Renate Kemperdick, glaubhaft als müde und innerlich abgestorbene Mutter, verfügt über mehr Zwischentöne. Doch ihre Wandlung am Schluss – „mein Herz hat den Schmerz neu lernen müssen” –, wenn sie erkennen muss, wer das letzte Mordopfer war und paradoxer Weise dadurch erst wieder so lebendig wird, dass sie mit der Schuld nicht mehr weiterleben will – bleibt Lippenbekenntnis. Mira Gottfried gelingt es nicht, über die harmlose Ehefrau hinaus deutlich zu machen, welches Ausmaß an Liebe und Leid die Figur der Maria auf sich versammelt.

Einer, der seine Figur ganz und gar ausfüllt, ist freilich Markus Henning als Knecht. Kein Kunststück bei einer nahezu stummen Rolle? Doch, durchaus. Mit seinem kantigen Gesicht und kahlem Schädel ist er zwar auch eine ideale Besetzung. Aber darüber hinaus ist er mit schwerem Schritt und stechendem Blick in seinem undurchdringlichen, rätselhaften Schweigen von großer Präsenz und gibt damit der Figur das ihr angemessene Gewicht. Schließlich ist er es, der uns am Ende mit den meisten Fragen zurücklässt. Maria ruft am Ende Gott um Hilfe an, und der Knecht erscheint. Sein „Nein“ auf Marias verzweifelte Bitte bleibt sein einziges, es bleibt das letzte Wort. Es klingt noch lange nach.

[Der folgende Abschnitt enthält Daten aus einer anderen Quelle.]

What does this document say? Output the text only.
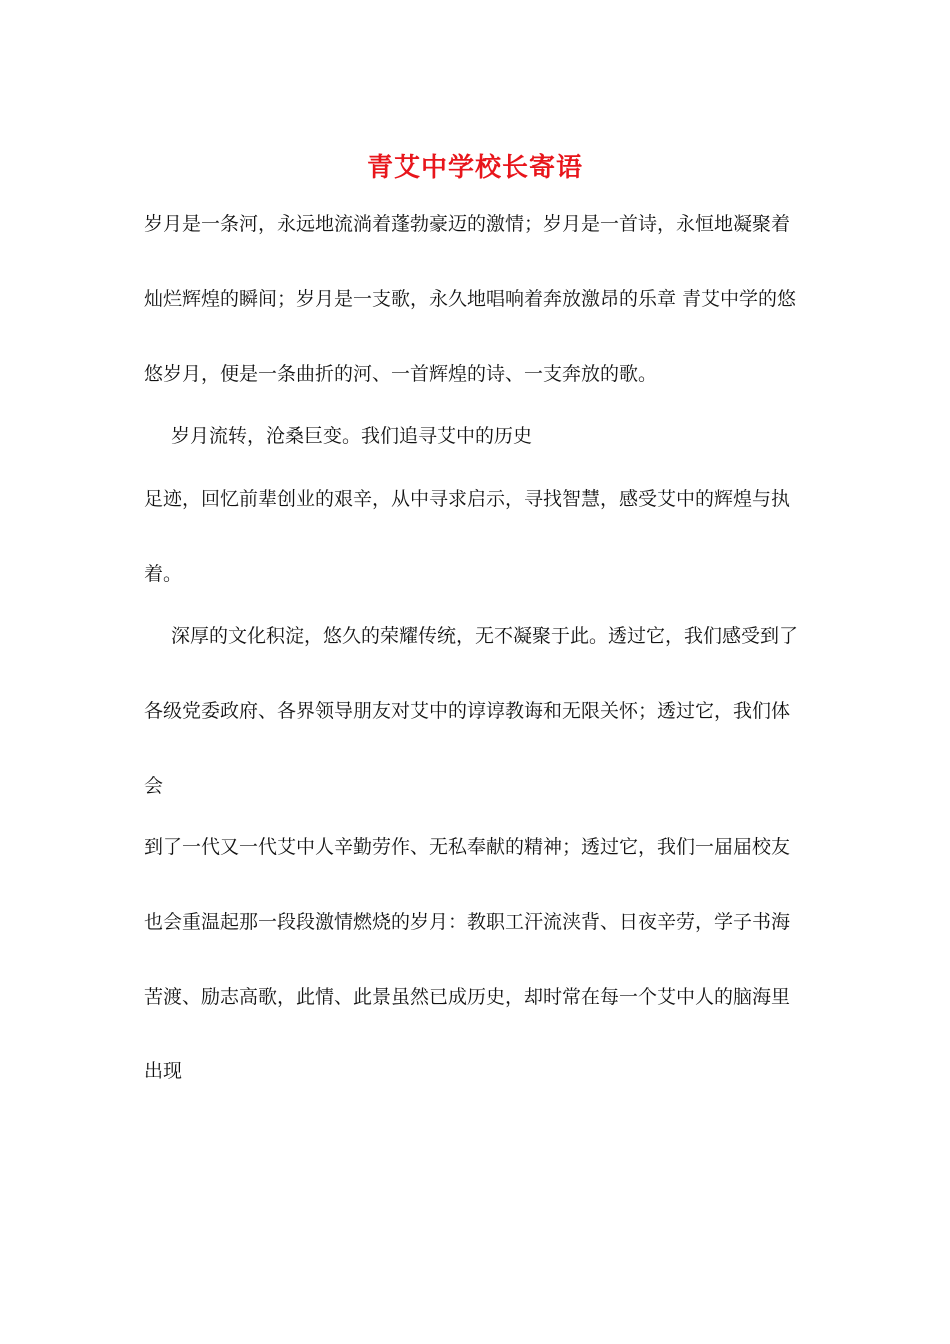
青艾中学校长寄语
岁月是一条河，永远地流淌着蓬勃豪迈的激情；岁月是一首诗，永恒地凝聚着
灿烂辉煌的瞬间；岁月是一支歌，永久地唱响着奔放激昂的乐章 青艾中学的悠
悠岁月，便是一条曲折的河、一首辉煌的诗、一支奔放的歌。
岁月流转，沧桑巨变。我们追寻艾中的历史
足迹，回忆前辈创业的艰辛，从中寻求启示，寻找智慧，感受艾中的辉煌与执
着。
深厚的文化积淀，悠久的荣耀传统，无不凝聚于此。透过它，我们感受到了
各级党委政府、各界领导朋友对艾中的谆谆教诲和无限关怀；透过它，我们体
会
到了一代又一代艾中人辛勤劳作、无私奉献的精神；透过它，我们一届届校友
也会重温起那一段段激情燃烧的岁月：教职工汗流浃背、日夜辛劳，学子书海
苦渡、励志高歌，此情、此景虽然已成历史，却时常在每一个艾中人的脑海里
出现
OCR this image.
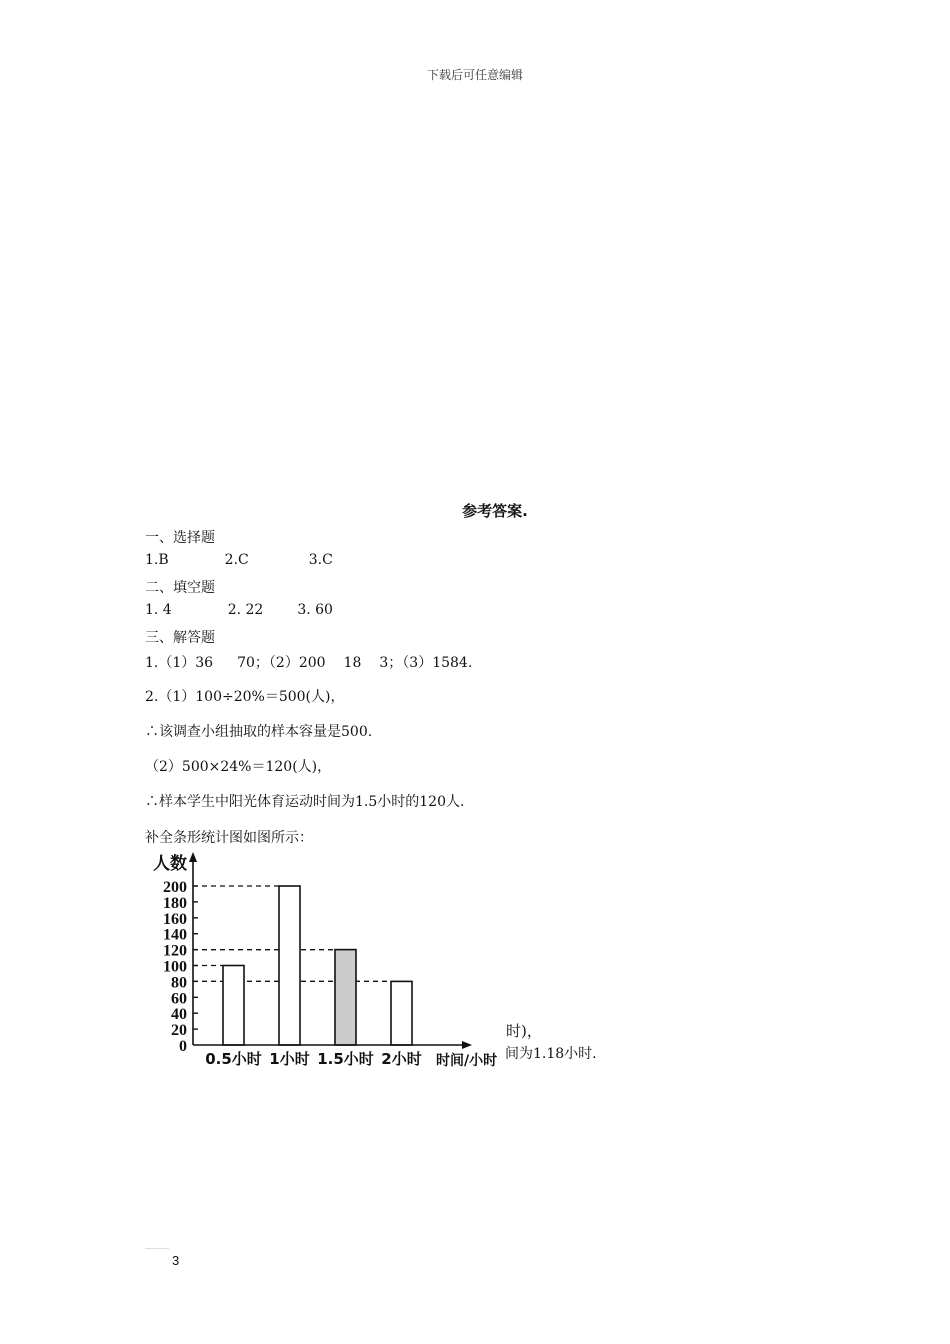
下载后可任意编辑
参考答案.
一、选择题
1.B	2.C	3.C
二、填空题
1. 4	2. 22 3. 60
三、解答题
1.（1）36 70；（2）200 18 3；（3）1584.
2.（1）100÷20%＝500(人)，
∴该调查小组抽取的样本容量是500.
（2）500×24%＝120(人)，
∴样本学生中阳光体育运动时间为1.5小时的120人.
补全条形统计图如图所示：
时)，
间为1.18小时.
0
20
40
60
80
100
120
140
160
180
200
人数
0.5小时 1小时 1.5小时 2小时 时间/小时
3
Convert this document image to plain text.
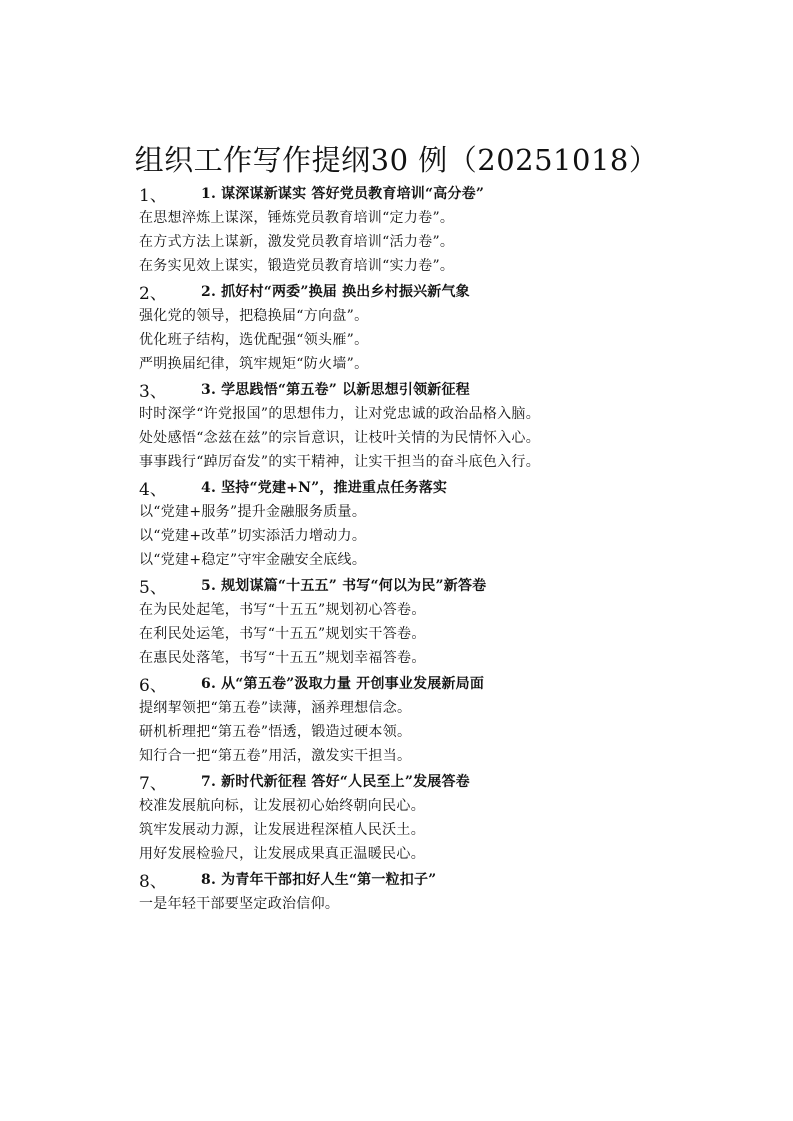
组织工作写作提纲30 例（20251018）
1、	1. 谋深谋新谋实 答好党员教育培训“高分卷”
在思想淬炼上谋深，锤炼党员教育培训“定力卷”。
在方式方法上谋新，激发党员教育培训“活力卷”。
在务实见效上谋实，锻造党员教育培训“实力卷”。
2、	2. 抓好村“两委”换届 换出乡村振兴新气象
强化党的领导，把稳换届“方向盘”。
优化班子结构，选优配强“领头雁”。
严明换届纪律，筑牢规矩“防火墙”。
3、	3. 学思践悟“第五卷” 以新思想引领新征程
时时深学“许党报国”的思想伟力，让对党忠诚的政治品格入脑。
处处感悟“念兹在兹”的宗旨意识，让枝叶关情的为民情怀入心。
事事践行“踔厉奋发”的实干精神，让实干担当的奋斗底色入行。
4、	4. 坚持“党建+N”，推进重点任务落实
以“党建+服务”提升金融服务质量。
以“党建+改革”切实添活力增动力。
以“党建+稳定”守牢金融安全底线。
5、	5. 规划谋篇“十五五” 书写“何以为民”新答卷
在为民处起笔，书写“十五五”规划初心答卷。
在利民处运笔，书写“十五五”规划实干答卷。
在惠民处落笔，书写“十五五”规划幸福答卷。
6、	6. 从“第五卷”汲取力量 开创事业发展新局面
提纲挈领把“第五卷”读薄，涵养理想信念。
研机析理把“第五卷”悟透，锻造过硬本领。
知行合一把“第五卷”用活，激发实干担当。
7、	7. 新时代新征程 答好“人民至上”发展答卷
校准发展航向标，让发展初心始终朝向民心。
筑牢发展动力源，让发展进程深植人民沃土。
用好发展检验尺，让发展成果真正温暖民心。
8、	8. 为青年干部扣好人生“第一粒扣子”
一是年轻干部要坚定政治信仰。
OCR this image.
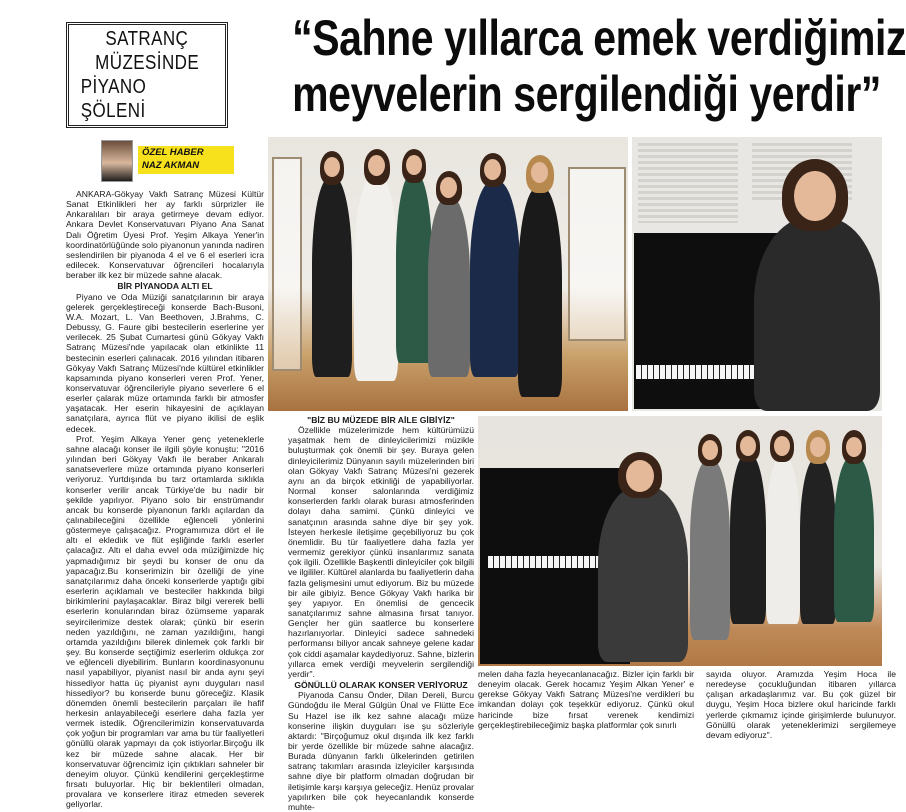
SATRANÇ
MÜZESİNDE
PİYANO ŞÖLENİ
“Sahne yıllarca emek verdiğimiz
meyvelerin sergilendiği yerdir”
ÖZEL HABER
NAZ AKMAN

ANKARA-Gökyay Vakfı Satranç Müzesi Kültür Sanat Etkinlikleri her ay farklı sürprizler ile Ankaralıları bir araya getirmeye devam ediyor. Ankara Devlet Konservatuvarı Piyano Ana Sanat Dalı Öğretim Üyesi Prof. Yeşim Alkaya Yener'in koordinatörlüğünde solo piyanonun yanında nadiren seslendirilen bir piyanoda 4 el ve 6 el eserleri icra edilecek. Konservatuvar öğrencileri hocalarıyla beraber ilk kez bir müzede sahne alacak.

BİR PİYANODA ALTI EL

Piyano ve Oda Müziği sanatçılarının bir araya gelerek gerçekleştireceği konserde Bach-Busoni, W.A. Mozart, L. Van Beethoven, J.Brahms, C. Debussy, G. Faure gibi bestecilerin eserlerine yer verilecek. 25 Şubat Cumartesi günü Gökyay Vakfı Satranç Müzesi'nde yapılacak olan etkinlikte 11 bestecinin eserleri çalınacak. 2016 yılından itibaren Gökyay Vakfı Satranç Müzesi'nde kültürel etkinlikler kapsamında piyano konserleri veren Prof. Yener, konservatuvar öğrencileriyle piyano severlere 6 el eserler çalarak müze ortamında farklı bir atmosfer yaşatacak. Her eserin hikayesini de açıklayan sanatçılara, ayrıca flüt ve piyano ikilisi de eşlik edecek.

Prof. Yeşim Alkaya Yener genç yeteneklerle sahne alacağı konser ile ilgili şöyle konuştu: "2016 yılından beri Gökyay Vakfı ile beraber Ankaralı sanatseverlere müze ortamında piyano konserleri veriyoruz. Yurtdışında bu tarz ortamlarda sıklıkla konserler verilir ancak Türkiye'de bu nadir bir şekilde yapılıyor. Piyano solo bir enstrümandır ancak bu konserde piyanonun farklı açılardan da çalınabileceğini özellikle eğlenceli yönlerini göstermeye çalışacağız. Programımıza dört el ile altı el eklediık ve flüt eşliğinde farklı eserler çalacağız. Altı el daha evvel oda müziğimizde hiç yapmadığımız bir şeydi bu konser de onu da yapacağız.Bu konserimizin bir özelliği de yine sanatçılarımız daha önceki konserlerde yaptığı gibi eserlerin açıklamalı ve besteciler hakkında bilgi birikimlerini paylaşacaklar. Biraz bilgi vererek belli eserlerin konularından biraz özümseme yaparak seyircilerimize destek olarak; çünkü bir eserin neden yazıldığını, ne zaman yazıldığını, hangi ortamda yazıldığını bilerek dinlemek çok farklı bir şey. Bu konserde seçtiğimiz eserlerim oldukça zor ve eğlenceli diyebilirim. Bunların koordinasyonunu nasıl yapabiliyor, piyanist nasıl bir anda aynı şeyi hissediyor hatta üç piyanist aynı duyguları nasıl hissediyor? bu konserde bunu göreceğiz. Klasik dönemden önemli bestecilerin parçaları ile hafif herkesin anlayabileceği eserlere daha fazla yer vermek istedik. Öğrencilerimizin konservatuvarda çok yoğun bir programları var ama bu tür faaliyetleri gönüllü olarak yapmayı da çok istiyorlar.Birçoğu ilk kez bir müzede sahne alacak. Her bir konservatuvar öğrencimiz için çıktıkları sahneler bir deneyim oluyor. Çünkü kendilerini gerçekleştirme fırsatı buluyorlar. Hiç bir beklentileri olmadan, provalara ve konserlere itiraz etmeden severek geliyorlar.

"BİZ BU MÜZEDE BİR AİLE GİBİYİZ"

Özellikle müzelerimizde hem kültürümüzü yaşatmak hem de dinleyicilerimizi müzikle buluşturmak çok önemli bir şey. Buraya gelen dinleyicilerimiz Dünyanın sayılı müzelerinden biri olan Gökyay Vakfı Satranç Müzesi'ni gezerek aynı an da birçok etkinliği de yapabiliyorlar. Normal konser salonlarında verdiğimiz konserlerden farklı olarak burası atmosferinden dolayı daha samimi. Çünkü dinleyici ve sanatçının arasında sahne diye bir şey yok. İsteyen herkesle iletişime geçebiliyoruz bu çok önemlidir. Bu tür faaliyetlere daha fazla yer vermemiz gerekiyor çünkü insanlarımız sanata çok ilgili. Özellikle Başkentli dinleyiciler çok bilgili ve ilgililer. Kültürel alanlarda bu faaliyetlerin daha fazla gelişmesini umut ediyorum. Biz bu müzede bir aile gibiyiz. Bence Gökyay Vakfı harika bir şey yapıyor. En önemlisi de gencecik sanatçılarımız sahne almasına fırsat tanıyor. Gençler her gün saatlerce bu konserlere hazırlanıyorlar. Dinleyici sadece sahnedeki performansı biliyor ancak sahneye gelene kadar çok ciddi aşamalar kaydediyoruz. Sahne, bizlerin yıllarca emek verdiği meyvelerin sergilendiği yerdir".

GÖNÜLLÜ OLARAK KONSER VERİYORUZ

Piyanoda Cansu Önder, Dilan Dereli, Burcu Gündoğdu ile Meral Gülgün Ünal ve Flütte Ece Su Hazel ise ilk kez sahne alacağı müze konserine ilişkin duyguları ise şu sözleriyle aktardı: "Birçoğumuz okul dışında ilk kez farklı bir yerde özellikle bir müzede sahne alacağız. Burada dünyanın farklı ülkelerinden getirilen satranç takımları arasında izleyiciler karşısında sahne diye bir platform olmadan doğrudan bir iletişimle karşı karşıya geleceğiz. Henüz provalar yapılırken bile çok heyecanlandık konserde muhte-

melen daha fazla heyecanlanacağız. Bizler için farklı bir deneyim olacak. Gerek hocamız Yeşim Alkan Yener' e gerekse Gökyay Vakfı Satranç Müzesi'ne verdikleri bu imkandan dolayı çok teşekkür ediyoruz. Çünkü okul haricinde bize fırsat verenek kendimizi gerçekleştirebileceğimiz başka platformlar çok sınırlı

sayıda oluyor. Aramızda Yeşim Hoca ile neredeyse çocukluğundan itibaren yıllarca çalışan arkadaşlarımız var. Bu çok güzel bir duygu, Yeşim Hoca bizlere okul haricinde farklı yerlerde çıkmamız içinde girişimlerde bulunuyor. Gönüllü olarak yeteneklerimizi sergilemeye devam ediyoruz".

Fazit: Gemessen daran, wie schwer dieser Camus-Brocken zu stemmen ist, hat das Ensemble Beachtliches geleistet und eine respektable Aufführung auf die Bühne gebracht. Das Publikum in der ausverkauften Studiobühne im Solinger Theater wusste das zu schätzen und bedachte die Akteure mit lang anhaltendem Applaus.

Weitere Aufführungen: Heute, 4. Juli, und morgen, 5. Juli, 19.30 Uhr, Theater und Konzerthaus Solingen, Konrad-Adenauer-Str. 71 (Tel. 0212/ 20 48 20). Spieldauer: Eine Stunde 40 Minuten (keine Pause). Karten: 15,40 Euro. Info: www.ensembleprofan.de und bei Facebook (dort auch Szenenfotos).

Dieser Beitrag wurde unter Bühne/ Film/ Fernsehen, Kritiken von Anne-Kathrin Reif abgelegt und mit , , , , , , , , verschlagwortet. Setze ein Lesezeichen auf den Permalink.

3 Antworten zu Erfolgreiche Premiere: Ensemble Profan bringt „Das Missverständnis“ in Solingen auf die Studiobühne

  1. Nau, Nicole sagt:

    Liebe Anne-Kathrin Reif,
    ich möchte mich hier gerne anschließen. So dankbar erhalte auch ich Deine Blog-Beiträge. Eine tägliche Freude des Lesens!
    Dein Buch genieße ich noch immer, leider leider ist es bald zu Ende…deshalb lese ich jetzt sehr langsam!!!!
    Nicole

  2. Dr. Ruth Schlette sagt:

    Liebe Frau Reif,
    noch immer folge ich Ihnen, dankbar für die frischen Bilder und manche Inspiration.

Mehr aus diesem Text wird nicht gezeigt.